Dollar Down Against Yen As US Tax Bill Struggles, Caixin PMI Noted
The dollar fell against the yen in Asia on Friday after Senate Republicans delayed voting on their tax bill as a setback forced them to patch up the plan only hours before a planned final vote and a manufacturing survey from China was downbeat.
The bill will be reworked and roll call votes are set for 11 a.m. on Friday, Senate Majority Leader Mitch McConnell said.
The Senate parliamentarian ruled Thursday that a fiscal "trigger," important to winning deficit-wary Sen. Bob Corker's support for the GOP plan, will not work under Senate rules.
China's manufacturing activity fell in November to the weakest pace in five months as input costs remained with the Caixin/Markit Manufacturing Purchasing Manager's Index down to 50.8 from 51.0 in October.
By contrast the official Purchasing Managers' Index (PMI) released on Thursday stood at 51.8 in November, compared with 51.6 in October.
Earlier, Japan reported household spending for October fell 2.0%, compared with a 1.4% decline expected on month and was flat, compared to a 0.4% dip expected on year. National core CPI rose 0.8% as expected and national CPI gained 0.2% as seen. The unemployment rate held steady at 2.8%.
The manufacturing PMI for November in Japan came in at 53.6, missing the with a 53.8 level expected.
The U.S. dollar index, which measures the greenback’s strength against a trade-weighted basket of six major currencies, eased 0.06% to 92.91.
Overnight, the dollar pared some of its losses against a basket of major currencies on Thursday amid signs that the recent slowdown in inflation could be transitory, strengthening the Federal Reserve's case to adopt a more aggressive monetary policy tightening path.

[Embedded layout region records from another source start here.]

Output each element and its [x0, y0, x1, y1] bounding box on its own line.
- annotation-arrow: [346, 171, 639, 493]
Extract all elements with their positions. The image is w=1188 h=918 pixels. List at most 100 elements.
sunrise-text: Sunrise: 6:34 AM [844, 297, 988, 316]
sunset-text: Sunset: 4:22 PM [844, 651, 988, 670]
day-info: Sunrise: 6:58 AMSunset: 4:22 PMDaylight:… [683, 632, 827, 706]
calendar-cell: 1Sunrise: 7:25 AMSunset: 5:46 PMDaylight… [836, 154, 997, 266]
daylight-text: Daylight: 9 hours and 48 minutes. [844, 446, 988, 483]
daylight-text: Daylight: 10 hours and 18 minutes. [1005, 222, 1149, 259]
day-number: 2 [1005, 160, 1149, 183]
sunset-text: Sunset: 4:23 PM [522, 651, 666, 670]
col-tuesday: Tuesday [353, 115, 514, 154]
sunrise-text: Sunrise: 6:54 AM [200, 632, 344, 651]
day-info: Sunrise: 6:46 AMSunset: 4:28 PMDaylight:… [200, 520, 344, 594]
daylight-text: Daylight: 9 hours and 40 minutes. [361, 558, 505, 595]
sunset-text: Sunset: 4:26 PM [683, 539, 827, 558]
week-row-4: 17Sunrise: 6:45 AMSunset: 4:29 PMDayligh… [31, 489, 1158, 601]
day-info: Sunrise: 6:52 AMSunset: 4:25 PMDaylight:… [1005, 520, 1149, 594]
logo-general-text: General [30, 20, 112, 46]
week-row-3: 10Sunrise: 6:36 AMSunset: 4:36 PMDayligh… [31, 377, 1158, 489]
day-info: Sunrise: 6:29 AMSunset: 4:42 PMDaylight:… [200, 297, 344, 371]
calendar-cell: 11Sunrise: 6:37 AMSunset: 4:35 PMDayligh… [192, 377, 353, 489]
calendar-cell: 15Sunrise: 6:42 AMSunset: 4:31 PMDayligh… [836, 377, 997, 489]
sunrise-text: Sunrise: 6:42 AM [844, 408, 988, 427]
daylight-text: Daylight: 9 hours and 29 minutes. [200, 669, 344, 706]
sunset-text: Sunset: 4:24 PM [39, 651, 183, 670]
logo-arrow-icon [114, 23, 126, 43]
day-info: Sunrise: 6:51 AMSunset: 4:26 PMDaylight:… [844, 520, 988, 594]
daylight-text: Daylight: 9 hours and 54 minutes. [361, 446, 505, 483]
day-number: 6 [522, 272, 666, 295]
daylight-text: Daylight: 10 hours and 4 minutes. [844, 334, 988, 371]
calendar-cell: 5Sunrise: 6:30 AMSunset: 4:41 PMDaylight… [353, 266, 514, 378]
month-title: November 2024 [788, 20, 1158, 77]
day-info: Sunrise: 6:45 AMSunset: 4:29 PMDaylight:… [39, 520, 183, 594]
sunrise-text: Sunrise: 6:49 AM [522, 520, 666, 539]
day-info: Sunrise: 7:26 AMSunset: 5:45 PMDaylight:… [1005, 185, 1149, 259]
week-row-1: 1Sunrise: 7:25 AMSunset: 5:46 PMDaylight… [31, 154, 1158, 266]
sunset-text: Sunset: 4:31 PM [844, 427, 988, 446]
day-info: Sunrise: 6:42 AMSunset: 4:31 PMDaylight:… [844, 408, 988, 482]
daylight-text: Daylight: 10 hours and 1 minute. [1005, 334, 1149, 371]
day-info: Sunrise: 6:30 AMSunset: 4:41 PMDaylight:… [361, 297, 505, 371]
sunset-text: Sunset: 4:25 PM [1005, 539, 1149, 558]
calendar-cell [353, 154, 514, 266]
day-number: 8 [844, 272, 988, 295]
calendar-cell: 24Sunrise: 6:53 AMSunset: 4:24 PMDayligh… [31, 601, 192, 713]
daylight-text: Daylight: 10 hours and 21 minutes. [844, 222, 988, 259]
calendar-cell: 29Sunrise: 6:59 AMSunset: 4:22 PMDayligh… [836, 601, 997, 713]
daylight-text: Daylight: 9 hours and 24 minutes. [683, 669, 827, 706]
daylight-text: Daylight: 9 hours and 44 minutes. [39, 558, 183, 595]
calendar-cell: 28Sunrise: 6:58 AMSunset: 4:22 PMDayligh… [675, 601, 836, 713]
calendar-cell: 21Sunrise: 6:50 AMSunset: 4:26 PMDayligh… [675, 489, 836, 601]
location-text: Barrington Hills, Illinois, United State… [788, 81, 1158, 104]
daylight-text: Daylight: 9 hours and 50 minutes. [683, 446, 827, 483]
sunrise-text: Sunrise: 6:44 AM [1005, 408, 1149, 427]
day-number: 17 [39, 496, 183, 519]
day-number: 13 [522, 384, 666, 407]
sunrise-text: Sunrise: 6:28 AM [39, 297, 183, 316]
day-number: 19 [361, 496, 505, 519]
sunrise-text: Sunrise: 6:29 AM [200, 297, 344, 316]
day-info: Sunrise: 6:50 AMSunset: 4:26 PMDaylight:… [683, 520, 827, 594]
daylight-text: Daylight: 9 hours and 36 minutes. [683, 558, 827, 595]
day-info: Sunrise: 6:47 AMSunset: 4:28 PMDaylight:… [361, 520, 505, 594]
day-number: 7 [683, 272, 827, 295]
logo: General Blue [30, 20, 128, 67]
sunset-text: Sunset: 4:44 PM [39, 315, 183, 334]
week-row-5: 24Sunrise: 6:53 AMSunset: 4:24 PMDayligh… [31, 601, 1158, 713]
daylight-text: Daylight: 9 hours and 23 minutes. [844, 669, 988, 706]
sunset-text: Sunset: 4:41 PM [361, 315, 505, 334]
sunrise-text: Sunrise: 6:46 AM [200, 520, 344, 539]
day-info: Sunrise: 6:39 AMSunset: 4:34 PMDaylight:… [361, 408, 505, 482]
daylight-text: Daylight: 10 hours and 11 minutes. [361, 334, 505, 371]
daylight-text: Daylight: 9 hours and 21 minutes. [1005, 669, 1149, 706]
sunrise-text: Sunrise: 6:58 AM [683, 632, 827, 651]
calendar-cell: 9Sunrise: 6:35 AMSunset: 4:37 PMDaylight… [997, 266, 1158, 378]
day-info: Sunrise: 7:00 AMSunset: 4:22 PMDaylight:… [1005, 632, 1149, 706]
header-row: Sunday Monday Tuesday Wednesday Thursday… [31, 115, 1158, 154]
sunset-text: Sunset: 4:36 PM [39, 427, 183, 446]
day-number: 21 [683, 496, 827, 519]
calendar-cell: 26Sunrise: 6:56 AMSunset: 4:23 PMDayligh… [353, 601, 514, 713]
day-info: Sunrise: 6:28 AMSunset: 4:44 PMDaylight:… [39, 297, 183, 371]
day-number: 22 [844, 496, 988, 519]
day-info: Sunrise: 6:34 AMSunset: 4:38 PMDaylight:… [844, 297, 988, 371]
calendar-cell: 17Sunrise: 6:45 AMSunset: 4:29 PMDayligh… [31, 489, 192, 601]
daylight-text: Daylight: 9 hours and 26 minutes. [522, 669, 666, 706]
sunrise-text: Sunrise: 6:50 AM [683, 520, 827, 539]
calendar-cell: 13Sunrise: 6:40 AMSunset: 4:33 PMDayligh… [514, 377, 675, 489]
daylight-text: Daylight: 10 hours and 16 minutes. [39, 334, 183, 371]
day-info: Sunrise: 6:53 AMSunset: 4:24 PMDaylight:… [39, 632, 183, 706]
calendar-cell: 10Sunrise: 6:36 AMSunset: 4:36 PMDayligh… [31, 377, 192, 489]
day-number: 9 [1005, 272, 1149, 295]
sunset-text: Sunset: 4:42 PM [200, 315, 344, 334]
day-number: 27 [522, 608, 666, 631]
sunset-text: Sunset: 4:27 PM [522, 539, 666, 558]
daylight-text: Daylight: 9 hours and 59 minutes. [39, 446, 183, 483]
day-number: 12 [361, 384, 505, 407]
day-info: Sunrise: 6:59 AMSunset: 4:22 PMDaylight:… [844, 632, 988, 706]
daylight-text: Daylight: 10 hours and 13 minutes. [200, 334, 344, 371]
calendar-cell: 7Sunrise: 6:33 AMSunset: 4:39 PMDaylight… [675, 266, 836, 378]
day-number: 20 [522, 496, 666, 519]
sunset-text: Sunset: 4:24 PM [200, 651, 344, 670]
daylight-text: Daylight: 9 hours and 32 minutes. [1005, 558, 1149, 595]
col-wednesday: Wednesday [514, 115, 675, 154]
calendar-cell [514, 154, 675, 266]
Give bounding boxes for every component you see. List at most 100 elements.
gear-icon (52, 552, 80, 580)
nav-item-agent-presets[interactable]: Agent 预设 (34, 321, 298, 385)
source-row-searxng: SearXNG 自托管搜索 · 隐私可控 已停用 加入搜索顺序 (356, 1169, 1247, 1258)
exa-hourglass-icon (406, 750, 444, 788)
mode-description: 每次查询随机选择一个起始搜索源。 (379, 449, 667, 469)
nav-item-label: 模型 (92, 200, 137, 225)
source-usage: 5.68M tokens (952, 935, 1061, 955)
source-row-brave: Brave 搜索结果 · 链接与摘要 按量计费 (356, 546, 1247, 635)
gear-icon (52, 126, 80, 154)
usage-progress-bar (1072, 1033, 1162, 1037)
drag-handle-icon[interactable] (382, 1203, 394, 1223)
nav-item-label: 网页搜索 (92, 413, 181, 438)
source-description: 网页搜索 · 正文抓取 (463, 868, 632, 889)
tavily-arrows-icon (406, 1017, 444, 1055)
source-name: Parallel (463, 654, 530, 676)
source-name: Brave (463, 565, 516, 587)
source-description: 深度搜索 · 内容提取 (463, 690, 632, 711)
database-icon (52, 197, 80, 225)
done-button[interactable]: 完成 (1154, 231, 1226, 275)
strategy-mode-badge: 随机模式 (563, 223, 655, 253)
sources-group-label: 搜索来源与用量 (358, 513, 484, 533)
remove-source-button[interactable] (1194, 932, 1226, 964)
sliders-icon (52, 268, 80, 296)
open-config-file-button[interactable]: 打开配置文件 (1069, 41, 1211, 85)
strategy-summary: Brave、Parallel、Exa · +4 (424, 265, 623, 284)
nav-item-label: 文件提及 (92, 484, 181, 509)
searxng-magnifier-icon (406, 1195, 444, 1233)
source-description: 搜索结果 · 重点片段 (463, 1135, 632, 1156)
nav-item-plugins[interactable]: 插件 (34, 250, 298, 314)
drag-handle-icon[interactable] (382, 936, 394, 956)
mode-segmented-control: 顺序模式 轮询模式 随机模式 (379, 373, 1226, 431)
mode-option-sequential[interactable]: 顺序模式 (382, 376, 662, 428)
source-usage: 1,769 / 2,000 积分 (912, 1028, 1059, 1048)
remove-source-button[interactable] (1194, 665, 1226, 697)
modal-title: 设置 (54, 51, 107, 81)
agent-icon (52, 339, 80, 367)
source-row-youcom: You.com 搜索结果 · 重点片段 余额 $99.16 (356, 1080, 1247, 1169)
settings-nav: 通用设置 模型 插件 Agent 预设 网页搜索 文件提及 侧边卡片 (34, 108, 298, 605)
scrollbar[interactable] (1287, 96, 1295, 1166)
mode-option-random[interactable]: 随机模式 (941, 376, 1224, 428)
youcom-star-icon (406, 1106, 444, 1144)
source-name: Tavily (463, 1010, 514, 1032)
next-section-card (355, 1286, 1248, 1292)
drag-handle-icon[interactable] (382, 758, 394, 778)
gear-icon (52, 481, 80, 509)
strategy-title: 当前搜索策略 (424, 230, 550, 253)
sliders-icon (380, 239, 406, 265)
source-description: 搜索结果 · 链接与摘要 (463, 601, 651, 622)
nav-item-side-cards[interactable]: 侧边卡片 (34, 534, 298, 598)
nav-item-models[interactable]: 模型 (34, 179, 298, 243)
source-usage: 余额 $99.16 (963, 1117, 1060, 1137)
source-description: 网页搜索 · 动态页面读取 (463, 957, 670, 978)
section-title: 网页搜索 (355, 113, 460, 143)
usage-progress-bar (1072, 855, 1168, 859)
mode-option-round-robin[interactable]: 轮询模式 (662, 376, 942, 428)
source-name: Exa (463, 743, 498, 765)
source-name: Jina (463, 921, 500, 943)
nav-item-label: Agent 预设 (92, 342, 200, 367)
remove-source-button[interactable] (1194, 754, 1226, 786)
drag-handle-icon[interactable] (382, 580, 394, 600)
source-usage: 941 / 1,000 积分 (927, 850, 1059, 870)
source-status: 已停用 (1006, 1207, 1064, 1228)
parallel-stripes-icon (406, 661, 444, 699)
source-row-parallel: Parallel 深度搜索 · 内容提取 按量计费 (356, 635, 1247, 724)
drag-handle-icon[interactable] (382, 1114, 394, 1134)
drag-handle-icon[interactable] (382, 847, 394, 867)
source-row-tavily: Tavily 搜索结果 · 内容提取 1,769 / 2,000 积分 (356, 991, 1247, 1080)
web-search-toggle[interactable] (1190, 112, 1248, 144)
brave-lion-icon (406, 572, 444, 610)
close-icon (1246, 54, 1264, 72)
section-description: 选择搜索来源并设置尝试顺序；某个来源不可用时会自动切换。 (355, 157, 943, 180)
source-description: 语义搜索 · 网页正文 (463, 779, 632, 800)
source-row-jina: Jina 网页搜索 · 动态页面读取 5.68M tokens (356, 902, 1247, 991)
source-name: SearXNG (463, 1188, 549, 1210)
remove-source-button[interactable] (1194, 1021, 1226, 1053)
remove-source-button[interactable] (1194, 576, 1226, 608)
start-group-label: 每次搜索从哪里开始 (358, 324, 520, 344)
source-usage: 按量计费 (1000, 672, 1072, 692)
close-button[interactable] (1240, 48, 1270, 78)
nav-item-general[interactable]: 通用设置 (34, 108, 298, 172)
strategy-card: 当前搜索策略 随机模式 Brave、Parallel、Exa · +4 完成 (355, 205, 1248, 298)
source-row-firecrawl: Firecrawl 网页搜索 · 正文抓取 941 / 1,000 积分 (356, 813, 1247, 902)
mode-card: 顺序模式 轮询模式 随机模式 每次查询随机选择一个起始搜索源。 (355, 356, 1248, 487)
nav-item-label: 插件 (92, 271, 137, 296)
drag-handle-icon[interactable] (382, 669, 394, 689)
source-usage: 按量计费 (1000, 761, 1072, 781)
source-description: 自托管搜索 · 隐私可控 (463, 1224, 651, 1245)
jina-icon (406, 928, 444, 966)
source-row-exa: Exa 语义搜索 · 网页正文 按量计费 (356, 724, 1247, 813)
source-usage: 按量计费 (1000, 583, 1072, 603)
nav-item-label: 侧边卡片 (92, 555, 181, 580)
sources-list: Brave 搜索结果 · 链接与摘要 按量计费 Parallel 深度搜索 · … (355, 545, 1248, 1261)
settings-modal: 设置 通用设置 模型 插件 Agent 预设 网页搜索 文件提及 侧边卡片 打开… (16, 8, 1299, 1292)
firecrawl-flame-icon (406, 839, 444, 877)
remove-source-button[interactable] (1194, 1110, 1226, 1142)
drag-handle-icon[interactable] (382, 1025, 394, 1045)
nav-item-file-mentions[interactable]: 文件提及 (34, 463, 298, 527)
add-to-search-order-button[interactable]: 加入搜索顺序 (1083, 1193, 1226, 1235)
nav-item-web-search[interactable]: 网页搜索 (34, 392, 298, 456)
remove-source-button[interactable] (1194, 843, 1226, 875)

The dollar recovered some of its early session losses following a raft of data showing an improvement in manufacturing and the labor market, while the trend of slowing inflation subsided.
The Core Price Consumer Expenditure (PCE) Index – the Fed’s preferred measure of inflation – rose 1.4% in October year-on-year, compared to a 1.3% rise in the previous month, while September inflation was revised upward to 1.4% from 1.3%.
On the jobs data front, number of individuals who filed for unemployment insurance for the week ended Nov. 25, fell by 2,000 to 238,000.
Consumer spending, which accounts for more than two-thirds of U.S. economic activity, rose 0.3% in line with economists’ expectations.
The upbeat inflation report supported the Fed’s view that the slowdown in inflation was transitory, lifting expectations for more aggressive monetary policy tightening in 2018.
Sterling, meanwhile, continued to limit gains in the dollar amid Brexit-related positive commentary.